Barton turns over the words of this story and reflects on nine communal practices and characteristics which enable and encourage spiritual transformation. These are:

  • Choosing to walk together
  • Welcoming the stranger
  • Choosing to listen and not fix
  • Gathering on the basis of shared desire
  • The place of men and women in community
  • The cruciform nature of the spiritual journey
  • Locating our own stories in Jesus’ story
  • Discerning the presence of Christ in our midst
  • Bearing witness to what we have seen and heard

Barton is an astute reader of the text, but this isn’t a purely exegetical treatment (more of a sustained Lectio Divina). She finds in this story some great segues to the nature of the spiritual life in community. I appreciate her insights into spirituality. I also like that they way these chapters are crafted and set up, to sit down and read it cover to cover by yourself (as I did) is the absolutely wrong way of doing it. Barton is not naive about the difficulties, letdowns, betrayals and disappointments that happen in real-life Christian communities, but she is cognizant that to live the Christian faith we are a part of the church–God’s kingdom people.
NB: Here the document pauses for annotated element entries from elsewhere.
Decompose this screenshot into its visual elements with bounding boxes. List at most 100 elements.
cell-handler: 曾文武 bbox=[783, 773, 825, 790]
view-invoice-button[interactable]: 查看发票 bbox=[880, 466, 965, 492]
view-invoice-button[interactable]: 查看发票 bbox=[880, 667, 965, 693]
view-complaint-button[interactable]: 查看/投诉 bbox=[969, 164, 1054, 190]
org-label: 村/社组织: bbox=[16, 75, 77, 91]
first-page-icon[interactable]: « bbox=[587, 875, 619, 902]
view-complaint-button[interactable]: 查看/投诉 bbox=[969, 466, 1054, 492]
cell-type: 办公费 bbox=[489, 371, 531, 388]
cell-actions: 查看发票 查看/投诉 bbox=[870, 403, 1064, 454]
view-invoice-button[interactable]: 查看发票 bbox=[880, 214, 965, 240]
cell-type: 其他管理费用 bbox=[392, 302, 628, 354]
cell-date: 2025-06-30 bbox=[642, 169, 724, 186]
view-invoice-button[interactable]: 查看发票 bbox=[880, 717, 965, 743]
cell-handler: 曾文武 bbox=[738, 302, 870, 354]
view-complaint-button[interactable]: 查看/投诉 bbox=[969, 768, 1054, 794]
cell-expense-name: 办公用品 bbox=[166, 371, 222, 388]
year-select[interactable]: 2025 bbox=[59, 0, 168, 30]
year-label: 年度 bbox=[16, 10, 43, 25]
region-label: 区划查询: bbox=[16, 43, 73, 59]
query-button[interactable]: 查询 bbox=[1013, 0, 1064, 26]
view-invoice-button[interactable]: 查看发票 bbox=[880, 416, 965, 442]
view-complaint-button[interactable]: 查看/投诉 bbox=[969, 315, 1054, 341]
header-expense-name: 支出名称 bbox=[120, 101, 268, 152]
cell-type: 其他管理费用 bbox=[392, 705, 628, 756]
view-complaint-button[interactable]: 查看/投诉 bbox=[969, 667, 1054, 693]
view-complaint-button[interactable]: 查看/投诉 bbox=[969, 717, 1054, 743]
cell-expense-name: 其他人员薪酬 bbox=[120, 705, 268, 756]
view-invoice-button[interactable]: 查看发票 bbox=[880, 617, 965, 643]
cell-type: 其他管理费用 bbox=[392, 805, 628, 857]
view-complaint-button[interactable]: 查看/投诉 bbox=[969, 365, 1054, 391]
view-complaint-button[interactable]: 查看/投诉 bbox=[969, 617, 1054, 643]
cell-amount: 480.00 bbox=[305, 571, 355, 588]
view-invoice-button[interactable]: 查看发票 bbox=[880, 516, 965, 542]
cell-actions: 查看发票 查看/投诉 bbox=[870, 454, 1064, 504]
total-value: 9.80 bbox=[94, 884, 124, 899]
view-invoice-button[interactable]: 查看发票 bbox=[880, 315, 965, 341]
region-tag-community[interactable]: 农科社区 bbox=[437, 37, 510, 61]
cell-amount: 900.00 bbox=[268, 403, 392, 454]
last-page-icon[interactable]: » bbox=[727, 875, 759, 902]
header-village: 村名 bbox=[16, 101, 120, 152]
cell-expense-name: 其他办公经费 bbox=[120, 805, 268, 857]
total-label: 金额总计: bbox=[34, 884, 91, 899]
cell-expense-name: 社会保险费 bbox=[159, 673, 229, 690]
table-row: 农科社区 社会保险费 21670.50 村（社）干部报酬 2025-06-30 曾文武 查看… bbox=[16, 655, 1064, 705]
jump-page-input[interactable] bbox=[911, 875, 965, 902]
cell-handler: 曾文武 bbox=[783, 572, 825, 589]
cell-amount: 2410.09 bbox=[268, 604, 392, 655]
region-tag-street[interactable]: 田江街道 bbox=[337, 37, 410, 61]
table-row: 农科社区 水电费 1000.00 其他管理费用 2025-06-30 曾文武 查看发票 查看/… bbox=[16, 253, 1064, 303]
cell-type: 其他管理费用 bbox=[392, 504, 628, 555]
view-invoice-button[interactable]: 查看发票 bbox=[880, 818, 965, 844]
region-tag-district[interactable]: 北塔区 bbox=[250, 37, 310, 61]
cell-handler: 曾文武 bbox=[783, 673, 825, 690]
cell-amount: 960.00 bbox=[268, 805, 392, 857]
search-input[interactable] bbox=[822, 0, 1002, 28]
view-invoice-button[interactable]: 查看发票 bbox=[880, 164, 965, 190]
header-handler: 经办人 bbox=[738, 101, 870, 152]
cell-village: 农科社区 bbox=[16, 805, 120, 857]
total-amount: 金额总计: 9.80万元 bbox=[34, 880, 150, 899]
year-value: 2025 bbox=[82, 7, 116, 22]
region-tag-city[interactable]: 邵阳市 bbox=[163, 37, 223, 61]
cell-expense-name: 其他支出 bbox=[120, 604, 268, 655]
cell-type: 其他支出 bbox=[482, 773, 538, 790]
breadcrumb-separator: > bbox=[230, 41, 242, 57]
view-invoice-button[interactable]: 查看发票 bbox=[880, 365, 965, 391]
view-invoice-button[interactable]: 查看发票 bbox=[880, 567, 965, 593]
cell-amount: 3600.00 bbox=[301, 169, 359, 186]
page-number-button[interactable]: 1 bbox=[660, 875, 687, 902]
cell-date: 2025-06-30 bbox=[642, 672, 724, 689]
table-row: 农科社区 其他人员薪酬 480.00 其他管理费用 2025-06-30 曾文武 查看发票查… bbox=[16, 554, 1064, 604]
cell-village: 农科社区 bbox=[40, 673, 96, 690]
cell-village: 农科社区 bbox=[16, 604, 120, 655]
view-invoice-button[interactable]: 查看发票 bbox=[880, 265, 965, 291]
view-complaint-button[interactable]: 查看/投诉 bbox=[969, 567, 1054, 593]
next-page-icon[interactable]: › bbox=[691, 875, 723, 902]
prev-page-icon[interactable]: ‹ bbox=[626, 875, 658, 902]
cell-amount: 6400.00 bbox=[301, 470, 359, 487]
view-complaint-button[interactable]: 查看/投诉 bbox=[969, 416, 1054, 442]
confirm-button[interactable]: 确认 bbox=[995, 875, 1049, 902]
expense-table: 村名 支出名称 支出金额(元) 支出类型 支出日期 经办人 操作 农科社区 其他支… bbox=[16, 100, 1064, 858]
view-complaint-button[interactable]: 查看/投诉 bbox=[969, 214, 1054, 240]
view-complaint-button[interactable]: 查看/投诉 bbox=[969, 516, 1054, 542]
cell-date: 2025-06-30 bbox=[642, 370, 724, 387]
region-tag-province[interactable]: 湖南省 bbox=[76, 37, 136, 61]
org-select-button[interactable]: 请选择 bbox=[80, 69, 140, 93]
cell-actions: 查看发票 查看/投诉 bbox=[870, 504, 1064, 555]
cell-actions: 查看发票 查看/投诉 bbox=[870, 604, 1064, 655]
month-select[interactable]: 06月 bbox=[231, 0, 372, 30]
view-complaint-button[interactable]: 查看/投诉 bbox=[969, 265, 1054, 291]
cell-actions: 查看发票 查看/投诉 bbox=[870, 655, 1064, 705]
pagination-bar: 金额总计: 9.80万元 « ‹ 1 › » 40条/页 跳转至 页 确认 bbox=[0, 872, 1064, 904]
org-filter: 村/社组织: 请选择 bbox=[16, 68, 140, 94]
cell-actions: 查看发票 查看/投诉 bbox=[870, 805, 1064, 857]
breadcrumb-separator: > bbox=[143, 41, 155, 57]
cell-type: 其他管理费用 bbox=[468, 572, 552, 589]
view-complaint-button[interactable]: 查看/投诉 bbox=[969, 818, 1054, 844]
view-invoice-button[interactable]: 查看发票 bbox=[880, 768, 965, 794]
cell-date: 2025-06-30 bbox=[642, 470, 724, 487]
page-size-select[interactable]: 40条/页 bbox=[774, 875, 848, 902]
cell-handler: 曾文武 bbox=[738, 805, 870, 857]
Her words hone in on how to be God’s people (and God’s presence) for one another.

My favorite part of the book was her explanation of the nature of the spiritual journey, or in her words, “the paschal rhythm of death, burial and resurrection as the essential rhythm of the spiritual life, and of suffering as a necessary part of it” (102). These poignant words helped me see how Christ’s cross and resurrection not only explain the journey the Son of God took, but all of us who are in Him. Often I hear this said theologically (we have been crucified with Christ and our lives are buried with him)  but Barton helped me connect the dots a little bit on how this is a lived reality.

I highly recommend this book. It is the best book on community I read in 2014 and it would be a great resource for small groups or to read with a spiritual friend (Barton herself is a spiritual director and leads a ministry dedicated to strengthening the souls of and training pastors and ministry leaders). Because it reflects on Christ’s resurrection, my lectionary-loving friends may appreciate reading through this in Easter as they seek to deepen their resurrection practice. However the principles and practices are applicable anytime. I give this book a hearty high five (stars): ★★★★★

Thank you to InterVarsity Press for providing me with a copy of this book in exchange for my honest review.